Le Président Hollande est en #Algérie et il a condamné fermement l’attentat de Boko Haram  contre le centre de formation des policiers au Tchad, a félicité les Etats Unis pour la frappe mortelle contre Belmokhtar recherché par les services secrets américains et algériens. Pourquoi le Tchad ? Le Tchad est dans trois dispositifs: lutte contre Boko Haram quasiment à la place du Niger, le Tchad est au coeur de la force Barkhane, le 11 juin le Tchad fait parti d'un dispositif élargi (pays Lac Tchad + Bénin contre Boko Haram).

Belmokhtar, représentant de Al Qaïda, a toujours refusé de faire allégeance à Daesh. En revanche, il a toujours soufflé le chaud et le froid en Libye, au Mali et dans la zone du Sahel en faisant du trafic de cigarettes, sa marque de fabrique. Il était appelé Monsieur Marlboro.

La mort de Belmokhtar ne donne qu’un répit relatif à la France et à l’Algérie car le terrorisme ne va pas disparaître. La visite du Président Hollande répond d’abord à un attachement personnel du Président français qui a effectué en Algérie son stage de l’ENA à l’Ambassade de France en 1978. Pour des raisons géopolitiques, l’Algérie, malgré la mise à l’écart par l’armée et les services secrets du Président Bouteflika aujourd’hui diminué par la maladie, continue d’être la pierre angulaire de la résolution du conflit au Nord Mali entre Touaregs et Gouvernement malien. L’Algérie, avec le Maroc, constituent au Maghreb les deux places fortes en matière de stabilité politique au moment où la Libye est déchirée par des luttes ethnicoclaniques et où la Tunisie peine à stabiliser ses nouvelles institutions démocratiques.

Le Président Hollande fait de l’Algérie un point d’appui géostratégique pragmatique car il pense que l’Algérie a un rôle à jouer dans la zone sahélosaharienne.

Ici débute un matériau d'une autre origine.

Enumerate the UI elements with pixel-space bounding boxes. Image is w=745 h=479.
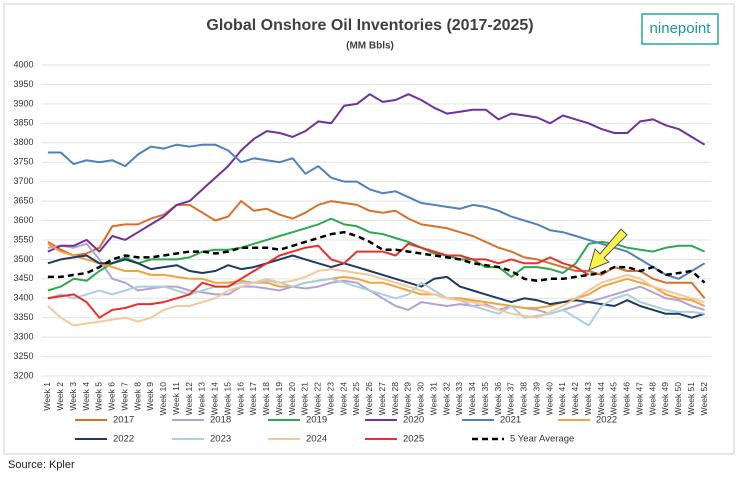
x-tick-label: Week 30	[416, 382, 426, 416]
x-tick-label: Week 39	[531, 382, 541, 416]
x-tick-label: Week 19	[274, 382, 284, 416]
x-tick-label: Week 5	[94, 382, 104, 411]
x-tick-label: Week 21	[300, 382, 310, 416]
y-tick-label: 4000	[13, 59, 33, 69]
x-tick-label: Week 3	[68, 382, 78, 411]
logo-box	[641, 13, 719, 45]
x-tick-label: Week 11	[171, 382, 181, 415]
x-tick-label: Week 16	[235, 382, 245, 416]
series-line	[47, 268, 705, 327]
chart-subtitle: (MM Bbls)	[346, 41, 394, 52]
x-tick-label: Week 40	[544, 382, 554, 416]
y-tick-label: 3850	[13, 118, 33, 128]
x-tick-label: Week 29	[403, 382, 413, 416]
series-line	[47, 242, 590, 319]
y-tick-label: 3800	[13, 137, 33, 147]
y-tick-label: 3600	[13, 215, 33, 225]
x-tick-label: Week 9	[145, 382, 155, 411]
y-tick-label: 3250	[13, 351, 33, 361]
series-line	[47, 277, 705, 327]
x-tick-label: Week 14	[210, 382, 220, 416]
x-tick-label: Week 8	[132, 382, 142, 411]
x-tick-label: Week 24	[338, 382, 348, 416]
x-tick-label: Week 1	[42, 382, 52, 411]
y-tick-label: 3950	[13, 79, 33, 89]
x-tick-label: Week 15	[222, 382, 232, 416]
series-line	[47, 93, 706, 253]
x-tick-label: Week 42	[570, 382, 580, 416]
x-tick-label: Week 51	[686, 382, 696, 416]
x-tick-label: Week 7	[119, 382, 129, 411]
legend-label: 2018	[210, 415, 231, 426]
y-tick-label: 3500	[13, 254, 33, 264]
legend-label: 2021	[500, 415, 521, 426]
series-line	[47, 254, 705, 319]
x-tick-label: Week 38	[519, 382, 529, 416]
x-tick-label: Week 13	[197, 382, 207, 416]
y-tick-label: 3650	[13, 195, 33, 205]
arrow-annotation	[588, 228, 628, 271]
legend-label: 2022	[113, 434, 134, 445]
x-tick-label: Week 52	[699, 382, 709, 416]
x-tick-label: Week 10	[158, 382, 168, 416]
y-tick-label: 3750	[13, 157, 33, 167]
y-tick-label: 3300	[13, 332, 33, 342]
x-tick-label: Week 23	[325, 382, 335, 416]
legend-label: 2019	[306, 415, 327, 426]
y-tick-label: 3900	[13, 98, 33, 108]
x-tick-label: Week 50	[673, 382, 683, 416]
x-tick-label: Week 20	[287, 382, 297, 416]
series-line	[47, 143, 706, 280]
x-tick-label: Week 28	[390, 382, 400, 416]
y-tick-label: 3200	[13, 370, 33, 380]
legend-label: 2023	[210, 434, 231, 445]
x-tick-label: Week 31	[428, 382, 438, 416]
x-tick-label: Week 48	[647, 382, 657, 416]
x-tick-label: Week 2	[55, 382, 65, 411]
x-tick-label: Week 25	[351, 382, 361, 416]
x-tick-label: Week 17	[248, 382, 258, 416]
series-line	[47, 242, 706, 309]
series-line	[47, 230, 706, 284]
x-tick-label: Week 32	[441, 382, 451, 416]
y-tick-label: 3700	[13, 176, 33, 186]
legend-label: 2025	[403, 434, 424, 445]
x-tick-label: Week 35	[480, 382, 490, 416]
x-tick-label: Week 47	[634, 382, 644, 416]
legend-label: 2017	[113, 415, 134, 426]
x-tick-label: Week 45	[609, 382, 619, 416]
x-tick-label: Week 26	[364, 382, 374, 416]
chart-title: Global Onshore Oil Inventories (2017-202…	[206, 17, 533, 34]
x-tick-label: Week 34	[467, 382, 477, 416]
x-tick-label: Week 36	[493, 382, 503, 416]
x-tick-label: Week 41	[557, 382, 567, 416]
x-tick-label: Week 49	[660, 382, 670, 416]
x-tick-label: Week 37	[506, 382, 516, 416]
source: Source: Kpler	[8, 459, 75, 471]
y-tick-label: 3350	[13, 312, 33, 322]
x-tick-label: Week 44	[596, 382, 606, 416]
legend-label: 2024	[306, 434, 327, 445]
x-tick-label: Week 22	[313, 382, 323, 416]
legend-label: 5 Year Average	[510, 434, 574, 445]
legend-label: 2020	[403, 415, 424, 426]
y-tick-label: 3450	[13, 273, 33, 283]
x-tick-label: Week 12	[184, 382, 194, 416]
y-tick-label: 3400	[13, 293, 33, 303]
chart-frame	[3, 3, 735, 455]
x-tick-label: Week 33	[454, 382, 464, 416]
x-tick-label: Week 46	[622, 382, 632, 416]
logo: ninepoint	[650, 20, 712, 37]
x-tick-label: Week 27	[377, 382, 387, 416]
x-tick-label: Week 6	[107, 382, 117, 411]
x-tick-label: Week 43	[583, 382, 593, 416]
x-tick-label: Week 18	[261, 382, 271, 416]
y-tick-label: 3550	[13, 234, 33, 244]
x-tick-label: Week 4	[81, 382, 91, 411]
legend-label: 2022	[596, 415, 617, 426]
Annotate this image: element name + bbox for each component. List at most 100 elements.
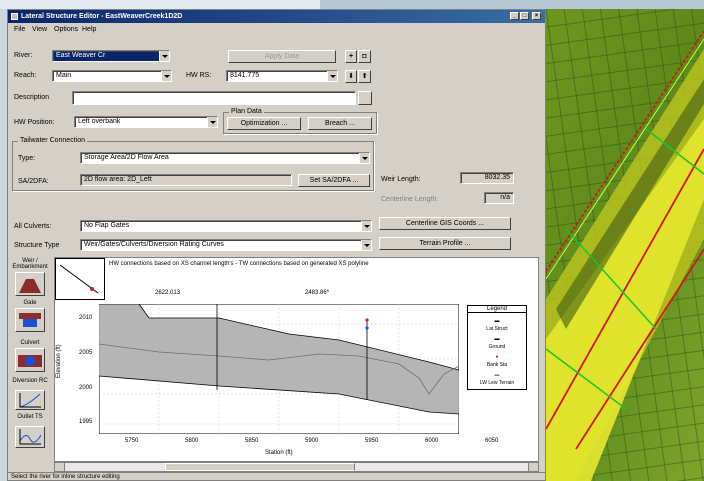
- window-title: Lateral Structure Editor - EastWeaverCre…: [21, 13, 183, 20]
- map-view[interactable]: [546, 9, 704, 481]
- outlet-ts-tool[interactable]: Outlet TS: [11, 414, 49, 450]
- arrow-up-icon[interactable]: ⬆: [358, 70, 371, 83]
- description-field[interactable]: [72, 91, 356, 105]
- breach-button[interactable]: Breach ...: [308, 117, 372, 130]
- hw-position-value: Left overbank: [78, 118, 121, 125]
- culvert-icon: [15, 348, 45, 372]
- status-bar: Select the river for inline structure ed…: [8, 472, 545, 480]
- plot-note: HW connections based on XS channel lengt…: [109, 261, 369, 267]
- hw-rs-value: 8141.775: [230, 72, 260, 79]
- terrain-profile-button[interactable]: Terrain Profile ...: [379, 237, 511, 250]
- gate-label: Gate: [23, 300, 37, 306]
- tailwater-connection-group: [12, 141, 374, 191]
- culvert-label: Culvert: [20, 340, 40, 346]
- legend-terrain: LW Lew Terrain: [479, 380, 515, 386]
- lateral-structure-editor-window: Lateral Structure Editor - EastWeaverCre…: [7, 9, 546, 481]
- set-sa-2dfa-button[interactable]: Set SA/2DFA ...: [298, 174, 370, 187]
- weir-embankment-tool[interactable]: Weir / Embankment: [11, 258, 49, 298]
- x-tick-5800: 5800: [185, 438, 199, 444]
- terrain-map: [546, 9, 704, 481]
- camera-icon[interactable]: ◘: [358, 50, 371, 63]
- chevron-down-icon[interactable]: [159, 51, 169, 61]
- menu-bar: File View Options Help: [8, 24, 545, 36]
- chevron-down-icon[interactable]: [361, 240, 371, 250]
- legend-bank-sta: Bank Sta: [486, 362, 508, 368]
- sa-2dfa-value: 2D flow area: 2D_Left: [84, 176, 152, 183]
- gate-icon: [15, 308, 45, 332]
- menu-view[interactable]: View: [32, 26, 48, 33]
- all-culverts-select[interactable]: No Flap Gates: [80, 220, 372, 232]
- x-tick-5950: 5950: [365, 438, 379, 444]
- legend-swatch-terrain: ▬: [494, 372, 500, 378]
- description-more-button[interactable]: [358, 91, 372, 105]
- structure-type-select[interactable]: Weir/Gates/Culverts/Diversion Rating Cur…: [80, 239, 372, 251]
- profile-plot[interactable]: HW connections based on XS channel lengt…: [54, 257, 539, 462]
- menu-options[interactable]: Options: [54, 26, 79, 33]
- centerline-length-value: n/a: [500, 194, 510, 201]
- menu-help[interactable]: Help: [82, 26, 97, 33]
- tailwater-type-select[interactable]: Storage Area/2D Flow Area: [80, 152, 370, 164]
- close-button[interactable]: ×: [532, 12, 541, 20]
- centerline-length-field: n/a: [484, 192, 514, 204]
- x-tick-6000: 6000: [425, 438, 439, 444]
- reach-select[interactable]: Main: [52, 70, 172, 82]
- scroll-right-arrow[interactable]: [528, 463, 538, 471]
- diversion-rc-tool[interactable]: Diversion RC: [11, 378, 49, 412]
- reach-label: Reach:: [14, 72, 37, 79]
- hw-position-select[interactable]: Left overbank: [74, 116, 218, 128]
- background-strip: [0, 0, 320, 9]
- app-icon: [11, 13, 18, 20]
- hw-position-label: HW Position:: [14, 119, 55, 126]
- optimization-button[interactable]: Optimization ...: [227, 117, 301, 130]
- x-tick-6050: 6050: [485, 438, 499, 444]
- x-axis-title: Station (ft): [265, 450, 293, 456]
- minimize-button[interactable]: _: [510, 12, 519, 20]
- sa-2dfa-field: 2D flow area: 2D_Left: [80, 174, 292, 186]
- chevron-down-icon[interactable]: [161, 71, 171, 81]
- river-value: East Weaver Cr: [56, 52, 106, 59]
- title-bar: Lateral Structure Editor - EastWeaverCre…: [8, 10, 545, 23]
- arrow-down-icon[interactable]: ⬇: [345, 70, 357, 83]
- maximize-button[interactable]: □: [520, 12, 529, 20]
- hw-rs-label: HW RS:: [186, 72, 212, 79]
- y-tick-2010: 2010: [79, 315, 93, 321]
- plot-horizontal-scrollbar[interactable]: [54, 462, 539, 472]
- plan-data-label: Plan Data: [229, 108, 264, 115]
- chevron-down-icon[interactable]: [361, 221, 371, 231]
- chevron-down-icon[interactable]: [359, 153, 369, 163]
- legend-ground: Ground: [488, 344, 506, 350]
- legend-swatch-ground: ▬: [494, 336, 500, 342]
- legend-swatch-bank-sta: ●: [495, 354, 499, 360]
- legend-swatch-lat-struct: ▬: [494, 318, 500, 324]
- chevron-down-icon[interactable]: [327, 71, 337, 81]
- background-strip-right: [320, 0, 704, 9]
- y-tick-1995: 1995: [79, 419, 93, 425]
- y-axis-title: Elevation (ft): [56, 344, 62, 378]
- chevron-down-icon[interactable]: [207, 117, 217, 127]
- gate-tool[interactable]: Gate: [11, 300, 49, 340]
- scroll-thumb[interactable]: [165, 463, 355, 471]
- diversion-rc-label: Diversion RC: [12, 378, 48, 384]
- tailwater-connection-label: Tailwater Connection: [18, 137, 87, 144]
- outlet-ts-label: Outlet TS: [17, 414, 43, 420]
- weir-length-label: Weir Length:: [381, 176, 421, 183]
- apply-data-button[interactable]: Apply Data: [228, 50, 336, 63]
- reach-value: Main: [56, 72, 72, 79]
- plan-data-group: [223, 112, 377, 134]
- add-icon[interactable]: +: [345, 50, 357, 63]
- time-series-icon: [15, 426, 45, 448]
- culvert-tool[interactable]: Culvert: [11, 340, 49, 376]
- hw-rs-select[interactable]: 8141.775: [226, 70, 338, 82]
- type-label: Type:: [18, 155, 36, 162]
- river-select[interactable]: East Weaver Cr: [52, 50, 170, 62]
- tailwater-type-value: Storage Area/2D Flow Area: [84, 154, 169, 161]
- scroll-left-arrow[interactable]: [55, 463, 65, 471]
- menu-file[interactable]: File: [14, 26, 26, 33]
- all-culverts-value: No Flap Gates: [84, 222, 130, 229]
- plan-thumbnail: [55, 258, 105, 300]
- weir-length-field: 8032.35: [460, 172, 514, 184]
- legend-title: Legend: [468, 306, 526, 313]
- centerline-length-label: Centerline Length:: [381, 196, 439, 203]
- centerline-gis-coords-button[interactable]: Centerline GIS Coords ...: [379, 217, 511, 230]
- river-label: River:: [14, 52, 33, 59]
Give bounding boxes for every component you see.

Il s’agit pour le Président français de rassurer Alger sur la participation de la France à la lutte contre les djihadistes qui ne manqueront pas de partir de Libye pour trouver refuge en Algérie et organiser éventuellement des attaques en direction du Sahel et de certains Etats africains subsahariens, comme le Niger, le Mali, le Tchad ou le Cameroun (ce qui est une réalité et non plus une hypothèse d’école).

D’autres facteurs intéressent la relation franco-algérienne. La baisse du prix du pétrole ne permet plus à l’Algérie d’entreprendre, voire de continuer, une politique sociale qui naguère était considérée comme monnayée pour faire de l’Algérie un pays calme et stable. La présence de la France peut être perçue comme un facteur de stabilité pour l’Algérie à qui son allié, la France, vient rendre visite.

L’après Bouteflika est une autre question qui ne concerne pas directement le président Hollande, mais dont il ne peut se désintéresser. Agé de 78 ans, le Chef de l’Etat algérien est malade et il est en fauteuil roulant depuis son AVC en 2013. Autour du Président Bouteflika, il y a des intrigues pour lui succéder. L’armée veille au grain et n’entend pas être dépossédée de sa capacité à choisir l’homme idoine au moment venu.

Sur le plan économique, l’Algérie est confrontée à des arbitrages forts dans les programmes publics en différant certains progrès d’équipement comme le métro d’Oran. Que peut faire le Président #François Hollande dans cette cacophonie politique et économique algérienne ? Rassurer l’Algérie et les Algériens que la France est à leurs côtés au nom de la lutte contre le terrorisme et de la coopération pour le développement économique.